As a first-year associate fresh out of law school, my very first assignment centered on the legal issue known as “spoliation of evidence.”  Pronouncing the term correctly (spō-lē-Ā-shŭn) took some adjustment, but the concept itself proved fairly straightforward. 

Stated simply, when accused parties fail to produce relevant evidence within their control, evidence which they are otherwise naturally expected to possess, our legal system allows and even mandates that unfavorable presumptions be drawn against them.  So when some item of relevant evidence – whether documents, physical objects or data – relevant to an ongoing legal matter is destroyed, discarded or modified in some way, we presume that the missing evidence was unfavorable to that party and draw conclusions accordingly. 

In other words, “the dog ate my homework” isn’t a valid excuse under the law when the disappearance is suspicious. 

Spoliation of evidence is prohibited by an array of laws and regulations, including Title 18 of the United States Code, the Federal Rules of Civil Procedure, state laws and numerous administrative and professional rules.  Further, anyone who destroys relevant evidence or assists in such destruction is subject to criminal prosecution, civil fines, tort liability, exclusion of testimony and dismissal of claims, as well as adverse evidentiary inferences as noted above. 

The underlying rationale for the rule is obvious.  Intentional destruction or negligent loss of evidence suggests that the party in possession believed that it was harmful to them, and that consciousness of guilt led them to destroy, hide or lose it. 

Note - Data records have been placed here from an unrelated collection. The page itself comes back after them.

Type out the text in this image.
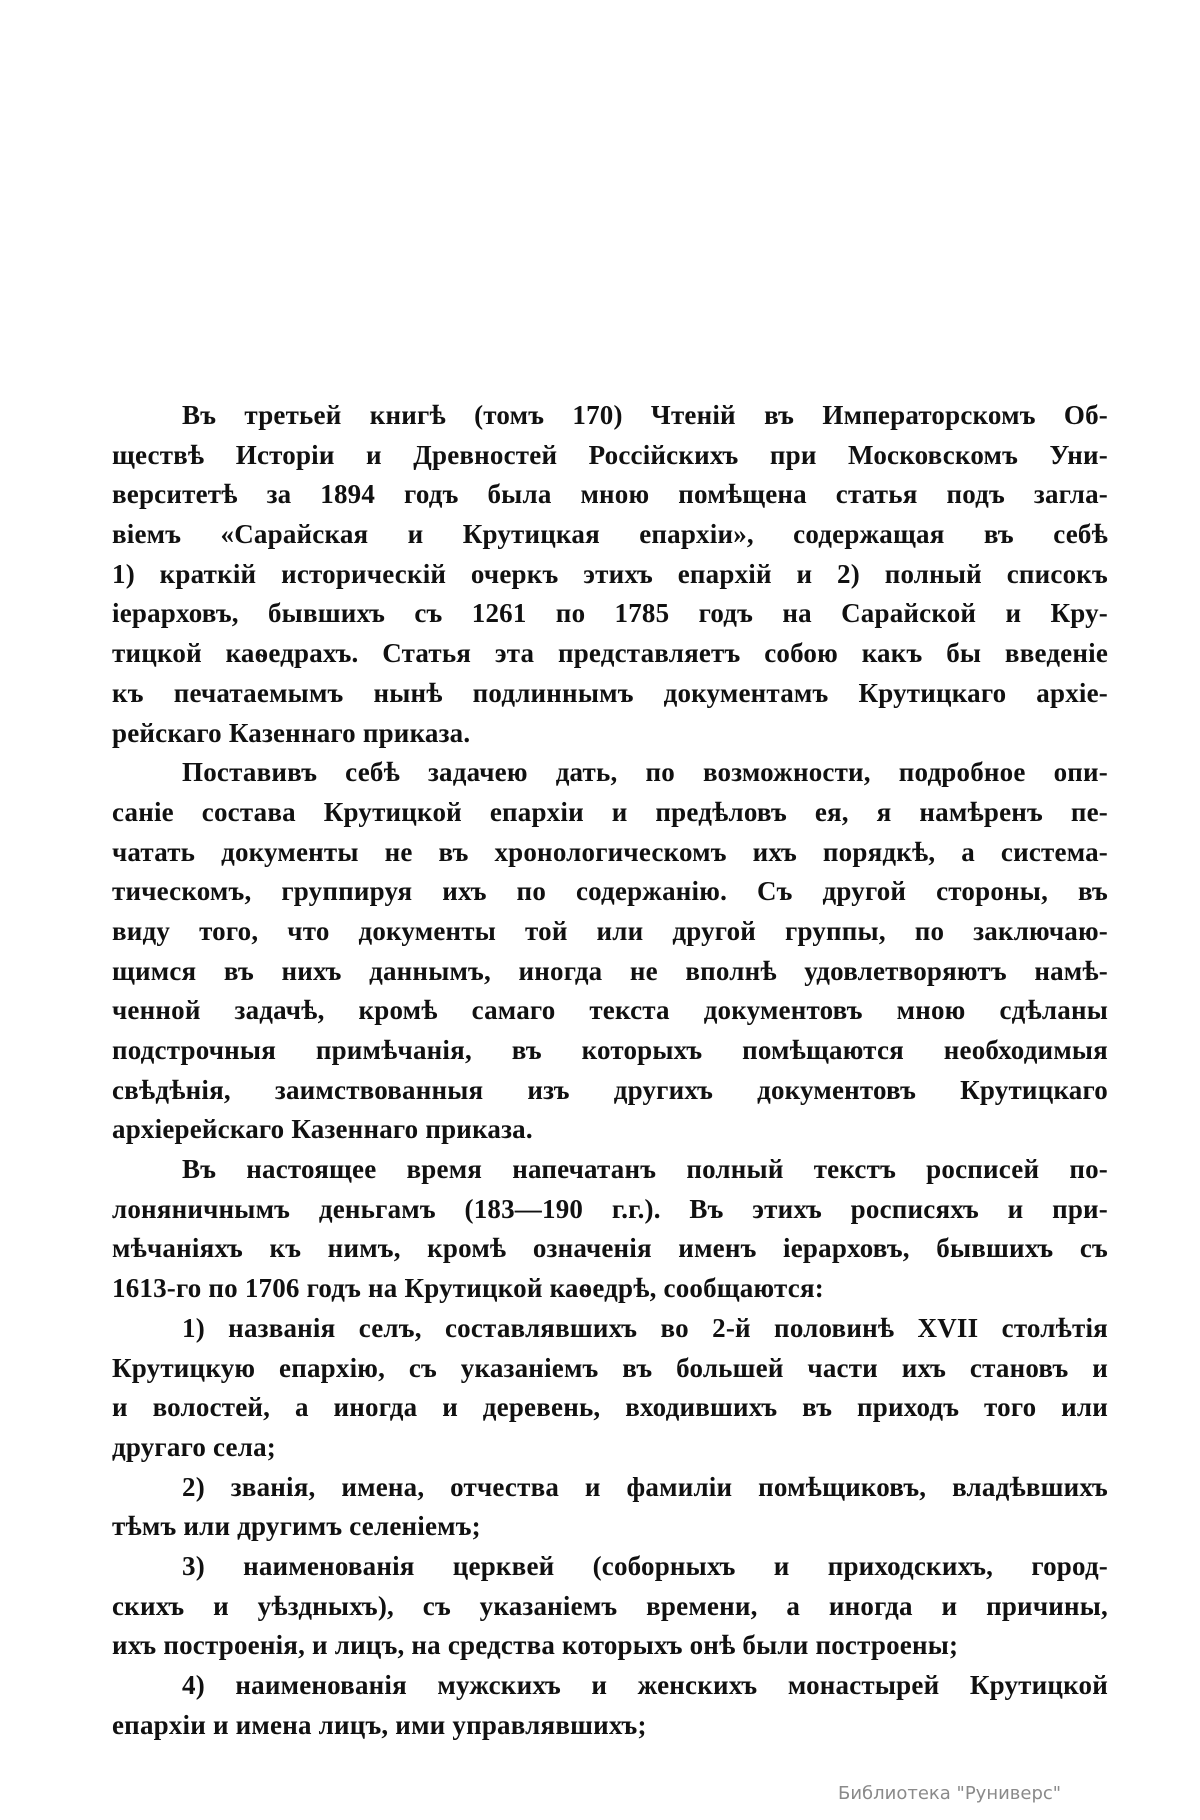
Въ третьей книгѣ (томъ 170) Чтеній въ Императорскомъ Об-
ществѣ Исторіи и Древностей Россійскихъ при Московскомъ Уни-
верситетѣ за 1894 годъ была мною помѣщена статья подъ загла-
віемъ «Сарайская и Крутицкая епархіи», содержащая въ себѣ
1) краткій историческій очеркъ этихъ епархій и 2) полный списокъ
іерарховъ, бывшихъ съ 1261 по 1785 годъ на Сарайской и Кру-
тицкой каѳедрахъ. Статья эта представляетъ собою какъ бы введеніе
къ печатаемымъ нынѣ подлиннымъ документамъ Крутицкаго архіе-
рейскаго Казеннаго приказа.
Поставивъ себѣ задачею дать, по возможности, подробное опи-
саніе состава Крутицкой епархіи и предѣловъ ея, я намѣренъ пе-
чатать документы не въ хронологическомъ ихъ порядкѣ, а система-
тическомъ, группируя ихъ по содержанію. Съ другой стороны, въ
виду того, что документы той или другой группы, по заключаю-
щимся въ нихъ даннымъ, иногда не вполнѣ удовлетворяютъ намѣ-
ченной задачѣ, кромѣ самаго текста документовъ мною сдѣланы
подстрочныя примѣчанія, въ которыхъ помѣщаются необходимыя
свѣдѣнія, заимствованныя изъ другихъ документовъ Крутицкаго
архіерейскаго Казеннаго приказа.
Въ настоящее время напечатанъ полный текстъ росписей по-
лоняничнымъ деньгамъ (183—190 г.г.). Въ этихъ росписяхъ и при-
мѣчаніяхъ къ нимъ, кромѣ означенія именъ іерарховъ, бывшихъ съ
1613-го по 1706 годъ на Крутицкой каѳедрѣ, сообщаются:
1) названія селъ, составлявшихъ во 2-й половинѣ XVII столѣтія
Крутицкую епархію, съ указаніемъ въ большей части ихъ становъ и
и волостей, а иногда и деревень, входившихъ въ приходъ того или
другаго села;
2) званія, имена, отчества и фамиліи помѣщиковъ, владѣвшихъ
тѣмъ или другимъ селеніемъ;
3) наименованія церквей (соборныхъ и приходскихъ, город-
скихъ и уѣздныхъ), съ указаніемъ времени, а иногда и причины,
ихъ построенія, и лицъ, на средства которыхъ онѣ были построены;
4) наименованія мужскихъ и женскихъ монастырей Крутицкой
епархіи и имена лицъ, ими управлявшихъ;
Библиотека "Руниверс"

Which brings us to the deepening IRS scandal. 

Since first accused in 2009 of selectively targeting groups disfavored by the Obama Administration, the IRS has remained under legal obligation to retain all relevant evidence.  Throughout that period, however, critical evidence has simply vanished.  Even if we accept the excuse that computer malfunction involving several key officials suspected of wrongdoing just coincidentally occurred, the IRS was still under a continuing legal obligation to preserve the hard drives and all other relevant evidence. 

Instead, it suspiciously destroyed a significant and potentially pivotal portion of that evidence. 

In multiple hearings this week, the House of Representatives questioned IRS Commissioner John Koskinen about its illegal campaign targeting conservative and libertarian groups, as well as the highly suspicious disappearance of evidence in the matter, including the document trail of Lois Lerner and multiple other IRS officials.  To his credit, Rep. Trey Gowdy (R – South Carolina) held Mr. Koskinen’s feet to the fire, including on the issue of spoliation of evidence: 

Representative Gowdy:  You’ve heard the phrase ‘spoliation of evidence,’ haven’t you? 
Commissioner Koskinen:  Uhh, I can’t recall ever hearing it. 
Gowdy:  It’s true of administrative hearings, civil hearings, criminal hearings.
Koskinen:  I practiced law once, 45 years ago, gave it up for Lent one year, and never went back. 
Gowdy:  Well, let me tell you what you would’ve found if you’d stuck with it.  When a party has a duty to preserve evidence or records, and they fail to do so, there is a negative inference that is drawn from their failure to preserve the evidence.  It’s common sense, right?  If you destroy something, the jury has every right to infer that whatever you destroyed would not have been good for you.  Or else every litigant would destroy whatever evidence was detrimental to them, agreed? 

Gowdy later added that individual Americans are routinely held accountable by the IRS in such circumstances, so the same standard logically applies in cases against the IRS. 

And applying that legal standard to the facts of this scandal, the record more than sufficiently suggests spoliation of evidence. 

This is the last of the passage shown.